Maestro Scripting & Flow Control — Comparison and Self-Validation¶
Summary¶
Walked through Maestro’s JavaScript execution model and YAML flow control primitives
(JavaScript Overview,
Run and Debug JavaScript,
Flow Control Overview)
to sanity-check the scripted-tools direction currently in flight (Decisions 025, 037, 038
and their amendments). The comparison was mostly validating: Trailblaze’s tool-based
approach hits most of the same use cases with a different — and, for our recording-driven
replay model, cleaner — set of design commitments. One primitive surfaced that we don’t
have yet: a runTrail tool, captured separately in
runTrail: Trail-as-Tool Primitive.
Maestro at a glance¶
Three JavaScript execution surfaces, all sharing one global output object:
- Inline
${...}expressions in any YAML field —inputText: ${'User_' + faker.name().firstName()} evalScript: ${...}— logic-only step, no UI interaction.runScript: file: x.jswith anenv:block — external.jsfile, env vars bound as script-scope names.
Sandbox: GraalJS (default, ES6+) in a restricted environment with no filesystem and no
npm, but with HTTP client and faker as built-in globals. The output object is the
blackboard — anything written in one step is readable by any later step or ${}
expression.
YAML-level flow control:
| Primitive | Purpose |
|---|---|
runFlow: file.yaml |
Invoke a sub-flow as a function call; pass env, get outputs. |
when: with visible / notVisible / platform / true: |
Conditional step. |
repeat: |
Loop. |
retry, waitUntilVisible |
Stability primitives. |
The load-bearing observation: conditionals and loops live in the YAML. The flow itself branches. JavaScript is just data-shaping glue on the side.
Where Trailblaze lines up¶
- Scripted tools exist (Decision 038). TypeScript authoring, QuickJS (host) or
node/bun subprocess (MCP), same source compiles across modes. Conceptually overlaps
with
runScript: file: x.js+env:. trailblaze.execute(toolName, params)(PR A2, merged) gives scripts a synchronous bridge back into the tool system, which is strictly more expressive than Maestro’soutput-global pattern for anything non-trivial.- YAML-defined tools (
tools:mode, Decision 037) cover static composition with param substitution — roughly what Maestro achieves withrunFlow+ inline${param}interpolation in simple cases. No scripting needed. - TypeScript as the authoring surface, not raw JS — authors get real types and tooling. Maestro is JS-only.

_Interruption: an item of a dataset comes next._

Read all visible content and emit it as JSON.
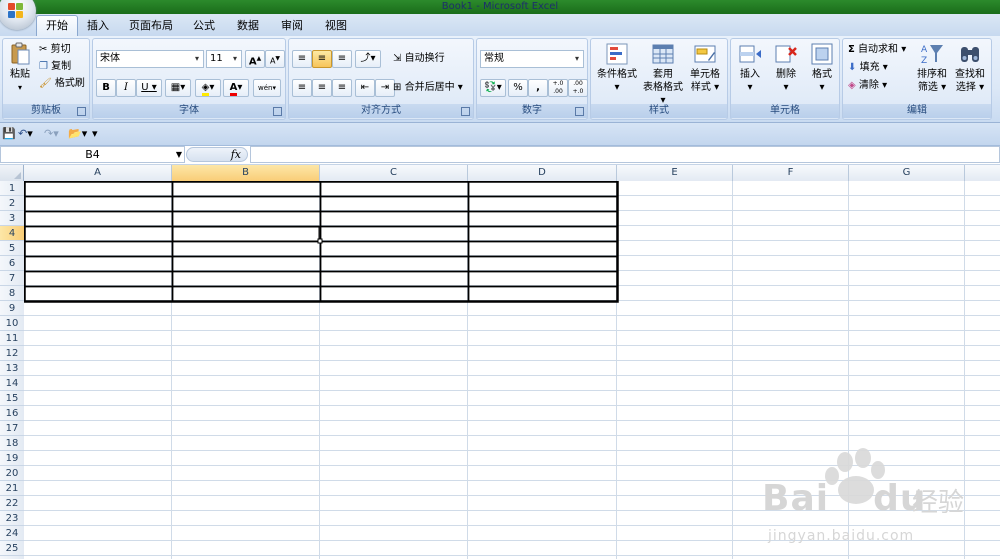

Where Trailblaze deliberately diverges¶
These are the points worth spelling out because they’re design commitments, not accidents.
1. Where the logic lives¶
Maestro embeds logic in the flow: when:, repeat:, inline ${}, evalScript.
Trailblaze pushes logic into tools: trail YAML stays flat, and a TS toolset or a
YAML-defined tool encapsulates the branching behind a tool name.
The stance: YAML is not a programming language. Flat trails are the feature, not the limitation. Determinism and readability come from keeping the trail a linear sequence of declared objectives; branching lives where it can be unit-tested and type-checked. If a specific trail genuinely needs “run tool A, then tool B or C based on A’s result,” that’s one scripted tool — the author of that trail encapsulates the complexity, the framework doesn’t grow it into a general-purpose DSL that everyone has to learn.
Consequence: Maestro’s when: / repeat: primitives have no trail-YAML analog and aren’t
planned to. Scripted tools cover the cases that matter, opt-in.
2. Recording-driven replay changes the budget for JS at replay time¶
Maestro has no recording concept; JS re-runs on every flow execution. Trailblaze’s
DelegatingTrailblazeTool model captures both the top-level tool call and the
expanded primitive tool calls (Decision 002, 025 §5, 037, 038). On replay, the primitives
execute directly — the script/YAML-defined tool doesn’t need to re-run. Android on-device
replay in particular never needs QuickJS present at all.
This is why the “where is the logic” choice upstream matters so much here. Logic in tools gets captured once and replayed deterministically. Logic scattered through YAML conditionals at many sites would force re-evaluation on every replay, or force the recording to encode per-branch artifacts. Pushing logic into named tools keeps the recording surface small and the replay story simple.
3. Memory is not a blackboard¶
Maestro’s output global is a free-for-all — any step reads and writes. Trailblaze’s
AgentMemory is deliberately asymmetric: scripts get memory.get / memory.has
(read-only), and writes route through tool calls (Decision 025 §4, reaffirmed in 038).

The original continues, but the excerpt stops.